Producer Cubby Broccoli was looking for “an unknown with a new face who wouldn’t demand an outrageous salary”, effectively the criteria applied to his Bond. He cast the 25-year-old Andress after seeing a picture of her in the office of Fox head Darryl F. Zanuck. Ian Fleming’s novel describes Ryder, a shell scavenger, rising from the sea practically naked “like Botticelli’s Venus”. Censorship prevented nudity, so Andress sported a white bikini (it sold for $65,000 in
2001), a white webbing army belt and little else.
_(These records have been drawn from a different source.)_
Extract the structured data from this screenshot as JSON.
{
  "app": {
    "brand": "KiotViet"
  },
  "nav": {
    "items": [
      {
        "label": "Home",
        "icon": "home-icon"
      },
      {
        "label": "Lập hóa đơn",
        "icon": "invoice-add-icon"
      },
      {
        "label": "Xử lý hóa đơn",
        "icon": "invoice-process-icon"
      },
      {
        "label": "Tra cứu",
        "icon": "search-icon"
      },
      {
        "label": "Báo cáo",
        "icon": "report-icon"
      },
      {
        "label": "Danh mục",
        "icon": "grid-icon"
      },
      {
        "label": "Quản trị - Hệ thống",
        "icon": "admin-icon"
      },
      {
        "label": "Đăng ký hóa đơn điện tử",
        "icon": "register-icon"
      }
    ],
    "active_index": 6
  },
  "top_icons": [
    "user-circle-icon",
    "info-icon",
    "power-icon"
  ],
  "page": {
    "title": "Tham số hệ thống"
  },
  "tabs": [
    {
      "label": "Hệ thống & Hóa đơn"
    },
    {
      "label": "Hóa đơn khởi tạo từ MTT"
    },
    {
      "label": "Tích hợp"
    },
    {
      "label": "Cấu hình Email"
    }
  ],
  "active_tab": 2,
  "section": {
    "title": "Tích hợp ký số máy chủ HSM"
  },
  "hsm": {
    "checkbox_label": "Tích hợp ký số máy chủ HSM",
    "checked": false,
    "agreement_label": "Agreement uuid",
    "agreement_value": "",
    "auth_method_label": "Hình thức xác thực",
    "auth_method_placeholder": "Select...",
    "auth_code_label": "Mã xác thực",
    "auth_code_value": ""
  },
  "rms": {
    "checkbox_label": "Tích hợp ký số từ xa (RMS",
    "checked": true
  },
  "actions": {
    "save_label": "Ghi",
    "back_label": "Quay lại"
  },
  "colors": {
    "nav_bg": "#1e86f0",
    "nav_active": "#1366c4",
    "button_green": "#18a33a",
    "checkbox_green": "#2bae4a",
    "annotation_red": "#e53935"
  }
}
“Honey Ryder was a native girl and I was supposed to be very tanned,” recalled Andress. “I was just snow white. I had to stand naked in a room and get made up. Every other second, somebody was knocking on the door, ‘Breakfast!’ When we were finished there were about 20 trays of breakfast because everybody wanted to watch me get painted from top to bottom.”
The shot was captured on 6 February 1962 at the privately owned Laughing Waters Beach in Ocho Rios, St Ann, Jamaica, near Fleming’s home, Goldeneye. It was witnessed by the author and his wife Ann, who were out for a stroll with poet Stephen Spender and journo Peter Quennell, and were forced to dive to the ground to avoid the camera. The song Honey and Bond sing, Underneath The Mango Tree, was written by the film’s composer Monty Norman and sparked a war between the two co-stars. “Sean and I fought a bit trying to get the record player to learn how to sing the song,” said Andress. “He used to steal it away from me and I would steal it back. He sings much better than I do. I can’t carry a tune.” In the end, Andress’ thick Swiss speaking and singing voice was replaced by that of German actress Nikki van der Zyl.
The moment has carved out its own niche in pop culture, and has even been riffed on twice more in the Bond series: first in Die Another Day with Halle Berry and then in Casino Royale when Daniel Craig emerged from the sea clad in shorts so tight you could almost see his Q Branch. “I didn’t realise the repercussions of it,” Craig has said. “I had no idea I would be haunted by it for the rest of my life.” He should talk to Andress. Perhaps they could form a support group.